Je profite de nouvelles informations pour revenir sur l’une des affirmations de mon livre qui peuvent sembler à première vue particulièrement osée. Pages 372 et 373 :

Le système maladroit, car complexe et administrativement lourd, des aides diverses et variées, combinée à l’obsession de l’austérité, nous amène lentement mais sûrement vers un nouveau Speenhamland. […] les individus se verraient incapables de pouvoir exister économiquement en dehors de l’État

Rappelons que Speenhamland était un système d’aide sociale aux plus misérables du tournant 18ème-19ème siècles. Il fut décrié par les libéraux comme une sorte d’hérésie par rapport au marché, et il est vrai que les salariés misérables subventionnés faisaient une concurrence déloyale aux salariés normaux qui devaient à leur tour baisser leurs salaires et tomber dans la pauvreté et le système social. De sorte que, pour éviter de fournir un déficit public au nom de la préservation du libre marché, tout en empêchant les effets les plus désastreux de paupérisation des masses, ce type de système aboutit à une soviétisation rampante de l’économie, paradoxalement !

Or, je lisais récemment un très bon rapport, Fast Food, Poverty Wages du UC Berkeley Labor Center publié le 15 octobre, sur ces questions, dont voici les meilleurs extraits traduits par mes soins pour vous :

  • 52 % des familles des travailleurs en première ligne dans la restauration rapide font partie d’un ou plusieurs programmes publics d’assistance, contre 25 % de tous les travailleurs. […]
  • Le coût de l’assistance publique aux familles des travailleurs dans l’industrie de la restauration rapide est de presque 7 milliards de dollars par an. […]
  • En raison de faibles revenus, les familles des travailleurs de la restauration rapide reçoivent une moyenne annuelle de paiements de 1,04 milliards de dollars et 1,91 milliards de Crédit d’Impôt sur le Revenu
  • Les gens travaillant dans la restauration rapide vivent plus fréquemment dans la pauvreté ou presque.
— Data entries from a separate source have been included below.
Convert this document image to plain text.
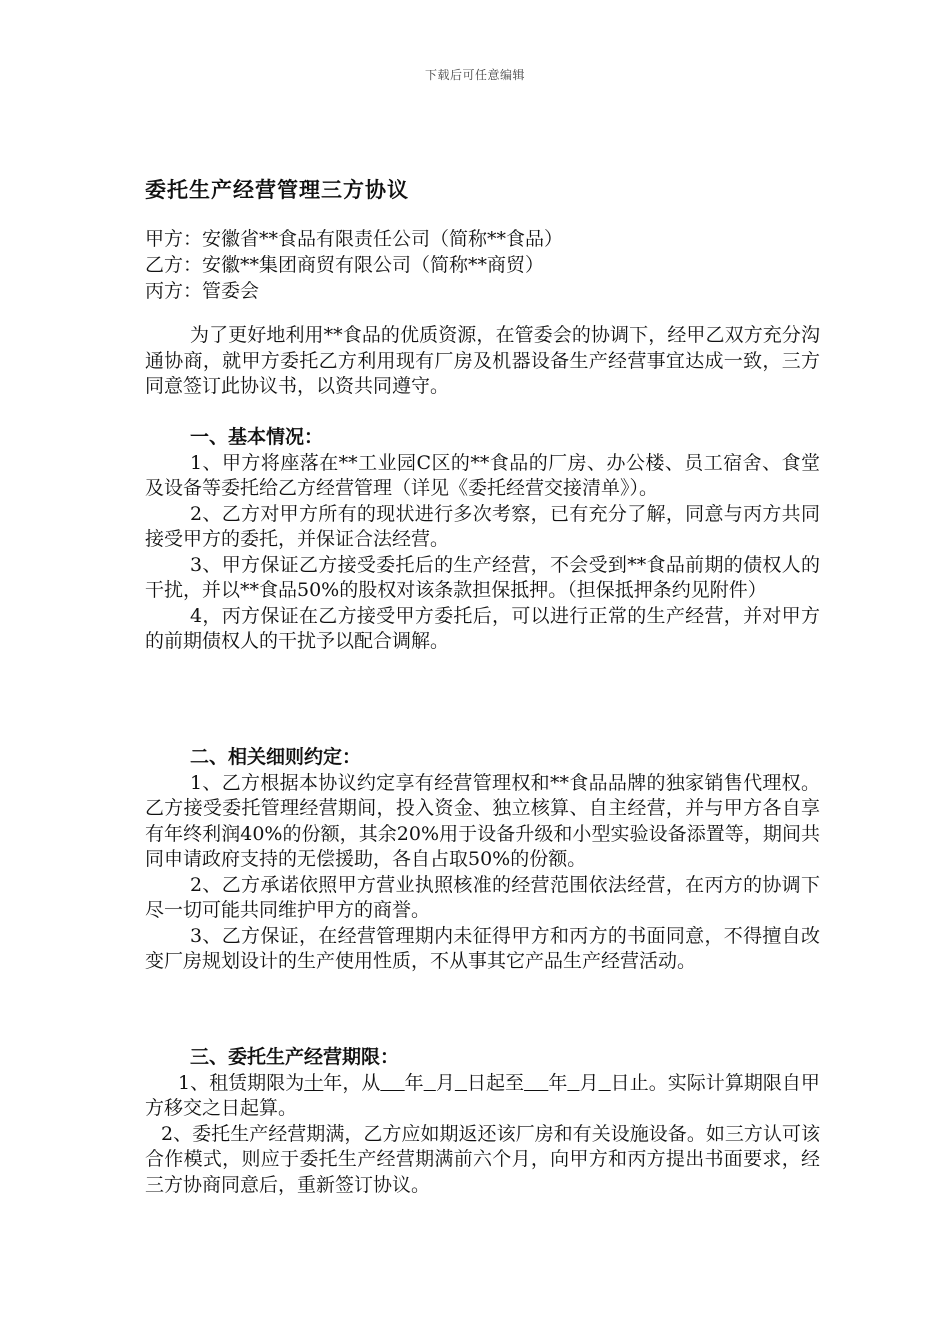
下载后可任意编辑
委托生产经营管理三方协议
甲方：安徽省**食品有限责任公司（简称**食品）
乙方：安徽**集团商贸有限公司（简称**商贸）
丙方：管委会

为了更好地利用**食品的优质资源，在管委会的协调下，经甲乙双方充分沟通协商，就甲方委托乙方利用现有厂房及机器设备生产经营事宜达成一致，三方同意签订此协议书，以资共同遵守。

一、基本情况：

1、甲方将座落在**工业园C区的**食品的厂房、办公楼、员工宿舍、食堂及设备等委托给乙方经营管理（详见《委托经营交接清单》）。

2、乙方对甲方所有的现状进行多次考察，已有充分了解，同意与丙方共同接受甲方的委托，并保证合法经营。

3、甲方保证乙方接受委托后的生产经营，不会受到**食品前期的债权人的干扰，并以**食品50%的股权对该条款担保抵押。（担保抵押条约见附件）

4，丙方保证在乙方接受甲方委托后，可以进行正常的生产经营，并对甲方的前期债权人的干扰予以配合调解。

二、相关细则约定：

1、乙方根据本协议约定享有经营管理权和**食品品牌的独家销售代理权。乙方接受委托管理经营期间，投入资金、独立核算、自主经营，并与甲方各自享有年终利润40%的份额，其余20%用于设备升级和小型实验设备添置等，期间共同申请政府支持的无偿援助，各自占取50%的份额。

2、乙方承诺依照甲方营业执照核准的经营范围依法经营，在丙方的协调下尽一切可能共同维护甲方的商誉。

3、乙方保证，在经营管理期内未征得甲方和丙方的书面同意，不得擅自改变厂房规划设计的生产使用性质，不从事其它产品生产经营活动。

三、委托生产经营期限：

1、租赁期限为十年，从 年 月 日起至 年 月 日止。实际计算期限自甲方移交之日起算。

2、委托生产经营期满，乙方应如期返还该厂房和有关设施设备。如三方认可该合作模式，则应于委托生产经营期满前六个月，向甲方和丙方提出书面要求，经三方协商同意后，重新签订协议。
Une famille sur cinq avec un membre travaillant dans la restauration rapide ont un revenu en-dessous du seuil de pauvreté et 43 % ont un revenu jusqu’au double du seuil fédéral de pauvreté.
  • Même les temps complets ne sont pas suffisants pour compenser les bas salaires. Les familles de plus de la moitié des travailleurs de la restauration rapide employés 40 heures ou plus font partie des programmes d’assistance publique.

[…]
Après cinq ans de baisse, la croissance de l’emploi est lentement revenue aux États-Unis. Cependant, les nouveaux emplois sont souvent des remplacements inadéquats pour ceux récemment perdus. Les emplois de classes moyennes comptaient pour 60 pour-cent des pertes d’emplois entre 2007 et 2009, mais ne représentent que 20 pour-cent de la hausse de l’emploi post-récession. Ces nombres indiquent que les emplois à faibles salaires font le gros, plutôt que le supplément, de la reprise. Une analyse récente du National Employment Law Project montre que les postes à bas salaires comptent pour presque trois emplois générés sur cinq pendant les trois premières années de reprise économique.

Le résultat, comme le résume Jack Temple, analyste pour le National Employment Law Project, : « Qu’importe que vous achetiez ou travailliez chez McDonalds ou non, le modèle à bas salaires est coûteux pour tout le monde. Les boîtes … font en gros peser une partie de leurs coûts sur les contribuables. »

L’austérité est impitoyable : elle rationne l’économie en monnaie. Plus on diminue la quantité de monnaie, plus il faut étaler la monnaie restante sur la population, ce qui s’achève d’une manière ou d’une autre par la misère. Misère tant des employés du secteur privé supposés être protégés par cette austérité que de la pensée libérale dont le prestige pâtit beaucoup de voir le privé autant dépendant des subsides de l’État, pensée libérale qui est alors très tentée de remettre en cause jusqu’à ces derniers filets de sécurité et de s’enfoncer encore plus dans l’erreur.
Dès qu’on choisit l’austérité, tous les chemins mènent à Speenhamland.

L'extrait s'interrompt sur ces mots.